The function of the third parameter is: since we have opened multiple partitions, we need to sum up the data of different partitions in the end. What is defined in this function is to compare the key values of two C format operations performed on.

Finally, we performed a pattern matching. For the data returned in the form of (k, v), where k refers to the quarter name, v is a key-value pair (total income, number of months), we convert it to (quarter name, total income, average income).

Partition 1:
1-Call the createCombiner() function
(company-1,88) => (company-1,(88,1))
2-Call the mergeValue() function
(company-1,96) => (company-1,(184,2))
Partition 2:
1-Call the createCombiner() function
(company-1,85) => (company-1,(85,1))

3-Call mergeCombiners() function
(company-1,(184,2)) + (company-1,(85,1)) => (company-1,(269,3))

10. flatMapValues (fubc)

The operation of flatMapValues(func) is similar to mapValues(func). They all operate on RDDs of key-value pair type. mapValues (func) processes the value of (key, value) through the function func, while the key remains unchanged. FlatMapValues (func) processes the value first through the function func, and then the processed value and key form a series of new key-value pairs.

Input data:

("k1","hadoop,spark,flink")
("k2","hadoop,hive,hbase")

deal with

//Create RDD through parallel collection
    val arr = Array(("k1","hadoop,spark,flink"),("k2","hadoop,hive,hbase"))
    val rdd: RDD[(String, String)] = sc.parallelize(arr)

    //flatMapValues(func)
    //val res: Array[(String, String)] = rdd.flatMapValues(value => value.split(",")).collect()
    //mapValues(func)
    val res: Array[(String, Array[String])] =rdd.mapValues(value => value.split(",")).collect()

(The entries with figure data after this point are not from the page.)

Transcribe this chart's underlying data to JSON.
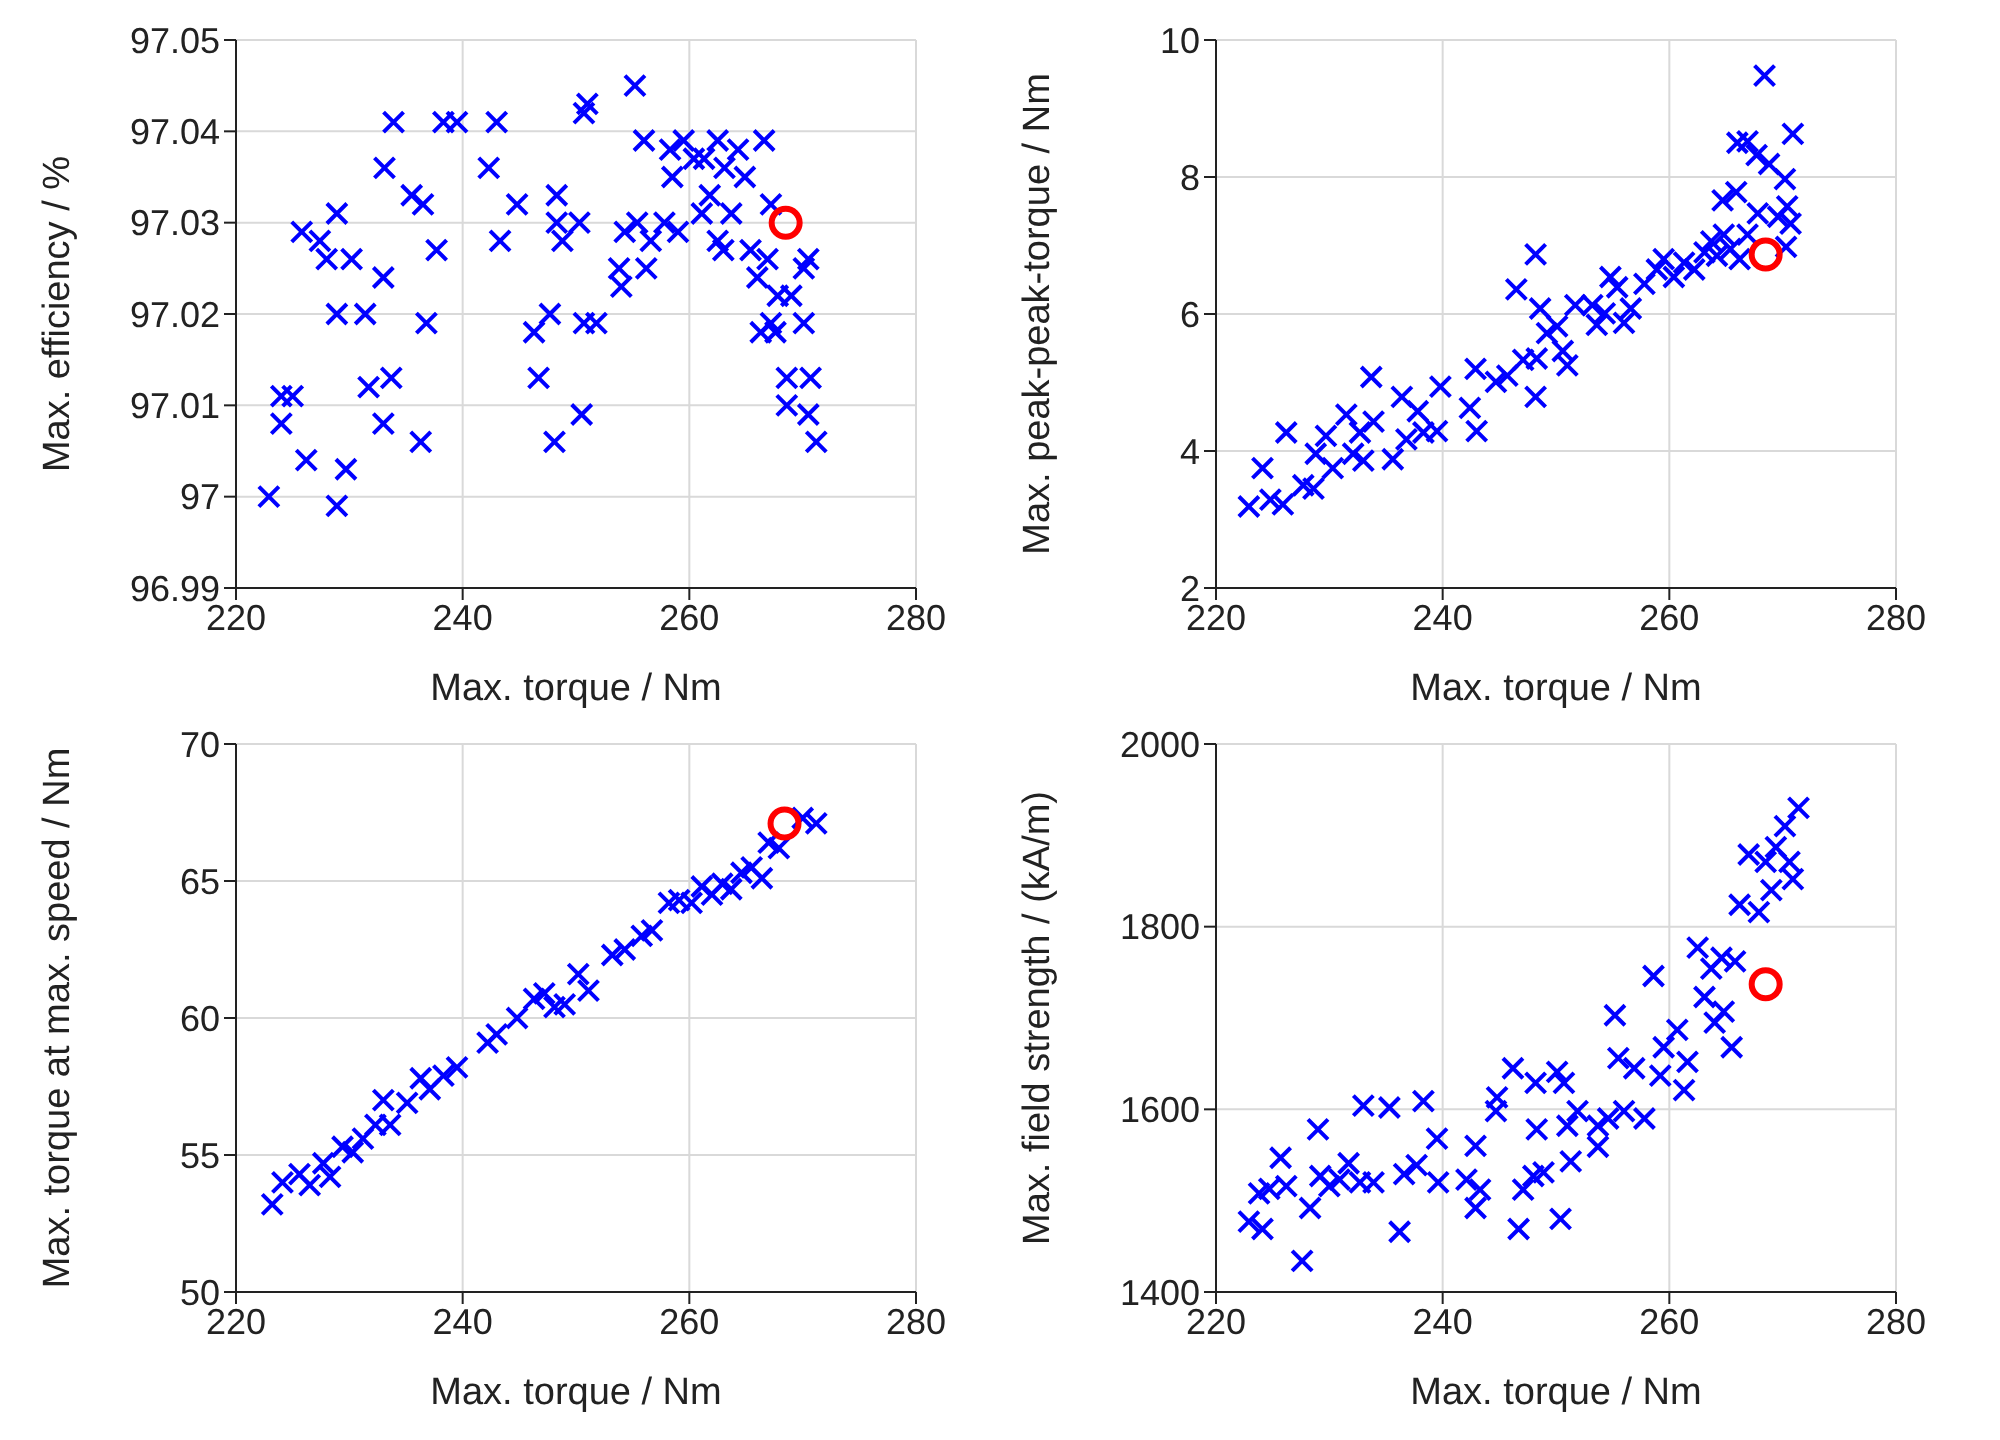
{
  "chart_data": [
    {
      "type": "scatter",
      "xlabel": "Max. torque / Nm",
      "ylabel": "Max. efficiency / %",
      "xlim": [
        220,
        280
      ],
      "xticks": [
        220,
        240,
        260,
        280
      ],
      "ylim": [
        96.99,
        97.05
      ],
      "yticks": [
        96.99,
        97,
        97.01,
        97.02,
        97.03,
        97.04,
        97.05
      ],
      "grid": true,
      "series": [
        {
          "color": "#0000ff",
          "marker": "cross",
          "x": [
            222.9,
            224.0,
            225.0,
            224.0,
            226.2,
            225.8,
            227.4,
            228.0,
            228.9,
            230.2,
            228.9,
            228.9,
            229.7,
            231.4,
            231.7,
            233.0,
            233.0,
            233.1,
            233.7,
            233.9,
            235.5,
            236.5,
            236.3,
            236.8,
            237.7,
            238.3,
            239.5,
            242.3,
            243.0,
            243.3,
            244.8,
            246.3,
            246.7,
            247.7,
            248.3,
            248.3,
            248.8,
            248.1,
            250.3,
            250.5,
            250.7,
            251.8,
            250.7,
            251.0,
            255.2,
            256.0,
            254.3,
            255.4,
            253.8,
            254.0,
            256.2,
            256.6,
            257.8,
            259.0,
            258.5,
            259.5,
            258.3,
            260.4,
            261.3,
            262.5,
            263.1,
            264.3,
            264.9,
            261.1,
            261.8,
            263.7,
            262.5,
            263.0,
            266.6,
            267.2,
            265.4,
            266.9,
            266.0,
            267.8,
            269.0,
            270.5,
            270.1,
            270.1,
            267.2,
            266.3,
            267.6,
            268.6,
            270.7,
            268.6,
            270.5,
            271.2
          ],
          "values": [
            97.0,
            97.011,
            97.011,
            97.008,
            97.004,
            97.029,
            97.028,
            97.026,
            97.031,
            97.026,
            97.02,
            96.999,
            97.003,
            97.02,
            97.012,
            97.008,
            97.024,
            97.036,
            97.013,
            97.041,
            97.033,
            97.032,
            97.006,
            97.019,
            97.027,
            97.041,
            97.041,
            97.036,
            97.041,
            97.028,
            97.032,
            97.018,
            97.013,
            97.02,
            97.033,
            97.03,
            97.028,
            97.006,
            97.03,
            97.009,
            97.019,
            97.019,
            97.042,
            97.043,
            97.045,
            97.039,
            97.029,
            97.03,
            97.025,
            97.023,
            97.025,
            97.028,
            97.03,
            97.029,
            97.035,
            97.039,
            97.038,
            97.037,
            97.037,
            97.039,
            97.036,
            97.038,
            97.035,
            97.031,
            97.033,
            97.031,
            97.028,
            97.027,
            97.039,
            97.032,
            97.027,
            97.026,
            97.024,
            97.022,
            97.022,
            97.026,
            97.025,
            97.019,
            97.019,
            97.018,
            97.018,
            97.013,
            97.013,
            97.01,
            97.009,
            97.006
          ]
        },
        {
          "color": "#ff0000",
          "marker": "circle",
          "x": [
            268.5
          ],
          "values": [
            97.03
          ]
        }
      ]
    },
    {
      "type": "scatter",
      "xlabel": "Max. torque / Nm",
      "ylabel": "Max. peak-peak-torque / Nm",
      "xlim": [
        220,
        280
      ],
      "xticks": [
        220,
        240,
        260,
        280
      ],
      "ylim": [
        2,
        10
      ],
      "yticks": [
        2,
        4,
        6,
        8,
        10
      ],
      "grid": true,
      "series": [
        {
          "color": "#0000ff",
          "marker": "cross",
          "x": [
            222.9,
            224.1,
            224.8,
            225.9,
            226.2,
            227.7,
            228.6,
            228.8,
            229.7,
            230.3,
            231.5,
            232.1,
            233.0,
            232.7,
            233.7,
            233.9,
            235.6,
            236.4,
            236.8,
            237.8,
            238.3,
            239.5,
            239.8,
            242.4,
            242.9,
            243.0,
            244.7,
            245.7,
            246.5,
            247.1,
            248.2,
            248.2,
            248.3,
            248.6,
            249.2,
            250.1,
            250.6,
            251.0,
            251.7,
            253.2,
            253.6,
            254.3,
            254.8,
            255.4,
            256.0,
            256.6,
            257.8,
            258.9,
            259.5,
            260.4,
            261.3,
            262.2,
            263.1,
            263.7,
            264.2,
            264.8,
            265.4,
            264.7,
            265.9,
            266.0,
            266.9,
            267.7,
            266.2,
            266.9,
            267.8,
            268.4,
            268.8,
            270.2,
            270.9,
            269.6,
            270.4,
            270.7,
            270.3
          ],
          "values": [
            3.19,
            3.75,
            3.29,
            3.22,
            4.27,
            3.5,
            3.45,
            3.96,
            4.22,
            3.75,
            4.53,
            3.96,
            3.86,
            4.27,
            5.08,
            4.43,
            3.88,
            4.79,
            4.17,
            4.58,
            4.27,
            4.29,
            4.94,
            4.63,
            5.2,
            4.29,
            5.01,
            5.1,
            6.36,
            5.33,
            6.87,
            4.79,
            5.35,
            6.08,
            5.72,
            5.82,
            5.46,
            5.25,
            6.13,
            6.13,
            5.84,
            6.01,
            6.54,
            6.39,
            5.87,
            6.08,
            6.44,
            6.65,
            6.8,
            6.54,
            6.75,
            6.65,
            6.9,
            7.06,
            6.85,
            7.16,
            6.95,
            7.66,
            7.78,
            8.5,
            8.52,
            8.32,
            6.8,
            7.16,
            7.47,
            9.48,
            8.19,
            7.97,
            8.63,
            7.42,
            7.57,
            7.32,
            6.98
          ]
        },
        {
          "color": "#ff0000",
          "marker": "circle",
          "x": [
            268.5
          ],
          "values": [
            6.87
          ]
        }
      ]
    },
    {
      "type": "scatter",
      "xlabel": "Max. torque / Nm",
      "ylabel": "Max. torque at max. speed / Nm",
      "xlim": [
        220,
        280
      ],
      "xticks": [
        220,
        240,
        260,
        280
      ],
      "ylim": [
        50,
        70
      ],
      "yticks": [
        50,
        55,
        60,
        65,
        70
      ],
      "grid": true,
      "series": [
        {
          "color": "#0000ff",
          "marker": "cross",
          "x": [
            223.2,
            224.1,
            225.6,
            226.5,
            227.7,
            228.3,
            229.4,
            230.3,
            231.2,
            232.3,
            233.0,
            233.6,
            235.1,
            236.3,
            237.1,
            238.3,
            239.5,
            242.2,
            243.0,
            244.8,
            246.3,
            247.2,
            248.1,
            249.0,
            250.2,
            251.1,
            253.2,
            254.3,
            255.8,
            256.7,
            258.2,
            259.1,
            260.2,
            261.1,
            262.0,
            262.9,
            263.7,
            264.6,
            265.5,
            266.4,
            267.0,
            267.9,
            268.8,
            270.0,
            271.2
          ],
          "values": [
            53.2,
            54.0,
            54.3,
            53.9,
            54.7,
            54.2,
            55.3,
            55.1,
            55.6,
            56.1,
            57.0,
            56.1,
            56.9,
            57.8,
            57.4,
            57.9,
            58.2,
            59.1,
            59.4,
            60.0,
            60.7,
            60.9,
            60.4,
            60.5,
            61.6,
            61.0,
            62.3,
            62.5,
            63.0,
            63.2,
            64.2,
            64.3,
            64.2,
            64.8,
            64.5,
            64.9,
            64.7,
            65.3,
            65.5,
            65.1,
            66.4,
            66.2,
            null,
            67.3,
            67.1
          ]
        },
        {
          "color": "#ff0000",
          "marker": "circle",
          "x": [
            268.4
          ],
          "values": [
            67.1
          ]
        }
      ]
    },
    {
      "type": "scatter",
      "xlabel": "Max. torque / Nm",
      "ylabel": "Max. field strength / (kA/m)",
      "xlim": [
        220,
        280
      ],
      "xticks": [
        220,
        240,
        260,
        280
      ],
      "ylim": [
        1400,
        2000
      ],
      "yticks": [
        1400,
        1600,
        1800,
        2000
      ],
      "grid": true,
      "series": [
        {
          "color": "#0000ff",
          "marker": "cross",
          "x": [
            222.9,
            224.1,
            223.8,
            224.7,
            225.7,
            226.2,
            227.6,
            228.3,
            229.0,
            229.2,
            230.0,
            230.9,
            231.7,
            232.7,
            233.0,
            233.9,
            235.3,
            236.2,
            236.6,
            237.7,
            238.3,
            239.5,
            239.6,
            242.1,
            242.9,
            242.9,
            243.3,
            244.7,
            244.8,
            246.2,
            246.7,
            247.1,
            248.0,
            248.3,
            248.2,
            248.9,
            250.1,
            250.4,
            250.7,
            251.0,
            251.3,
            251.9,
            253.7,
            253.7,
            254.6,
            255.2,
            255.5,
            256.0,
            256.9,
            257.8,
            258.6,
            259.2,
            259.5,
            260.7,
            261.3,
            261.6,
            262.5,
            263.1,
            263.7,
            264.0,
            264.8,
            264.6,
            265.5,
            265.8,
            266.2,
            267.0,
            267.9,
            268.5,
            269.0,
            269.4,
            270.6,
            270.9,
            271.4,
            270.2
          ],
          "values": [
            1477,
            1469,
            1508,
            1513,
            1547,
            1516,
            1434,
            1492,
            1578,
            1527,
            1516,
            1523,
            1541,
            1520,
            1604,
            1520,
            1602,
            1466,
            1529,
            1539,
            1609,
            1568,
            1520,
            1523,
            1560,
            1492,
            1512,
            1598,
            1613,
            1645,
            1469,
            1512,
            1527,
            1578,
            1629,
            1531,
            1641,
            1480,
            1629,
            1582,
            1543,
            1598,
            1582,
            1559,
            1590,
            1703,
            1656,
            1598,
            1645,
            1590,
            1746,
            1637,
            1668,
            1687,
            1621,
            1652,
            1777,
            1723,
            1754,
            1695,
            1707,
            1766,
            1668,
            1762,
            1824,
            1879,
            1816,
            1871,
            1840,
            1887,
            1871,
            1852,
            1930,
            1910
          ]
        },
        {
          "color": "#ff0000",
          "marker": "circle",
          "x": [
            268.5
          ],
          "values": [
            1737
          ]
        }
      ]
    }
  ]
}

value.split(",")).collect()
    res.foreach(println)

operation result:

(k1,hadoop)
(k1,spark)
(k1,flink)
(k2,hadoop)
(k2,hive)
(k2,hbase)

And the RDD collection after our mapValues (func) is executed is:

(k1,Array("hadoop","spark","flink"))
(k2,Array("hadoop","hive","hbase"))

Obviously, our flatMapValues (func) performs an additional flattening operation, forming a series of key-value pairs from the elements and keys in the collection one by one.